Now try imagine explaining all that to the average man in the pub or being part of the crowd at the Red Bull Ring on Saturday afternoon and leaving the circuit without much of a clue as to who was where on the grid.
It is a rule which need cleaning up – and can be done so with straightforward simplicity. Given the restriction is only affecting teams stuck at the back of the grid who are currently no threat to the frontrunners, why not just abolish it altogether for the next six months. True, it would sound like charity at the pinnacle of motorsport, but some big-picture benevolence from Mercedes and Ferrari to their struggling rivals could be the good-news story the sport is currently crying out for.
Raikkonen may not be in danger but his seat is
At which point, one wonders, did Kimi Raikkonen have second thoughts about his recent declaration that F1 needed to be “more dangerous” when Fernando Alonso’s McLaren attempted to enter the cockpit of his Ferrari on the first lap of the Austrian GP?

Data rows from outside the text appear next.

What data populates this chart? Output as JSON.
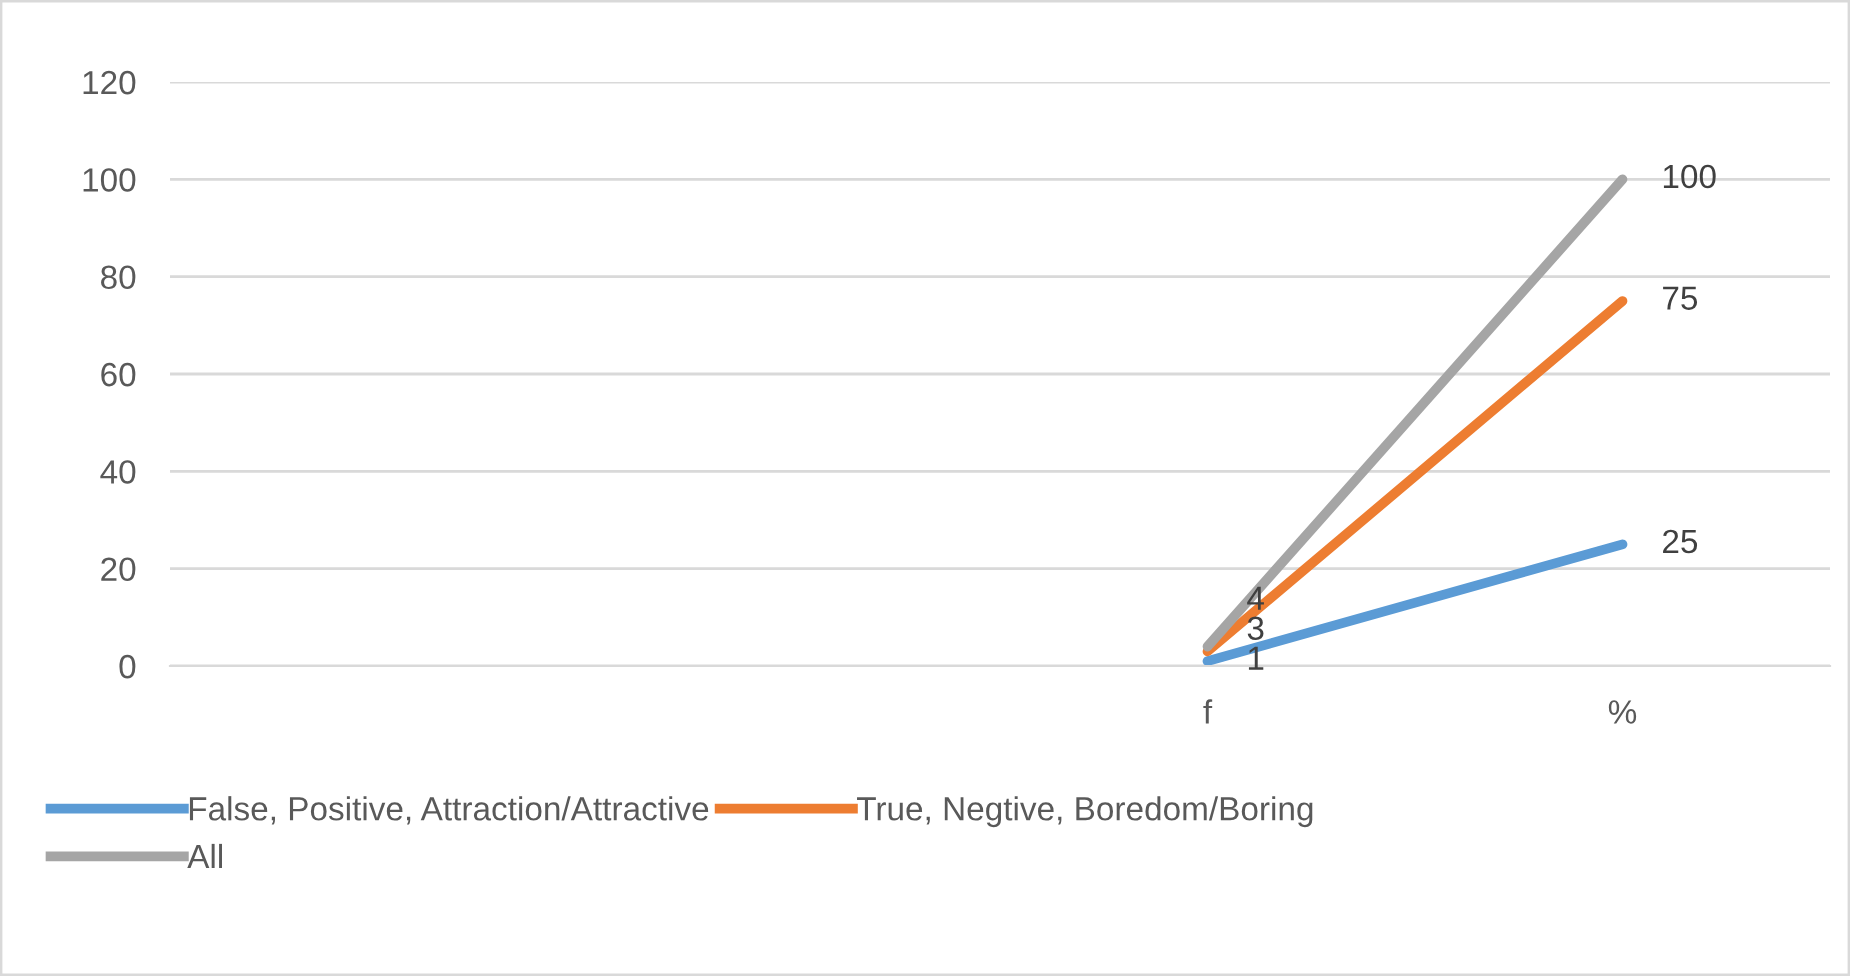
{
  "chart_data": {
    "type": "line",
    "categories": [
      null,
      null,
      "f",
      "%"
    ],
    "series": [
      {
        "name": "False, Positive, Attraction/Attractive",
        "color": "#5b9bd5",
        "values": [
          null,
          null,
          1,
          25
        ]
      },
      {
        "name": "True, Negtive, Boredom/Boring",
        "color": "#ed7d31",
        "values": [
          null,
          null,
          3,
          75
        ]
      },
      {
        "name": "All",
        "color": "#a5a5a5",
        "values": [
          null,
          null,
          4,
          100
        ]
      }
    ],
    "ylim": [
      0,
      120
    ],
    "yticks": [
      0,
      20,
      40,
      60,
      80,
      100,
      120
    ],
    "grid": "y",
    "legend": "bottom",
    "marker": "none",
    "line_style": "solid",
    "data_labels": true
  }
}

Fortunately, the accident ended safely for both drivers and both former champions were able to climb out of the wreckage unscathed. But there can no longer be any doubt that Raikkonen’s F1 future is in clear and present immediate danger. The qualifying woes have become chronic; a longstanding struggle with the engine mode that must be used for the first 90 seconds after the start of a race or a restart has re-emerged to race-wrecking effect; and now Ferrari are under threat from Williams in the Constructors’ Championship as a result of Raikkonen only contributing 72 of their haul of 192 points.
A line, surely, was crossed this weekend marking the point where Raikkonen is more likely to be dropped than not. As a decision will most probably be taken around September – when, for illustration, the Ferrari-related futures of Alonso and Vettel were decided last year – Raikkonen has most probably only two or three races to save his career from early retirement.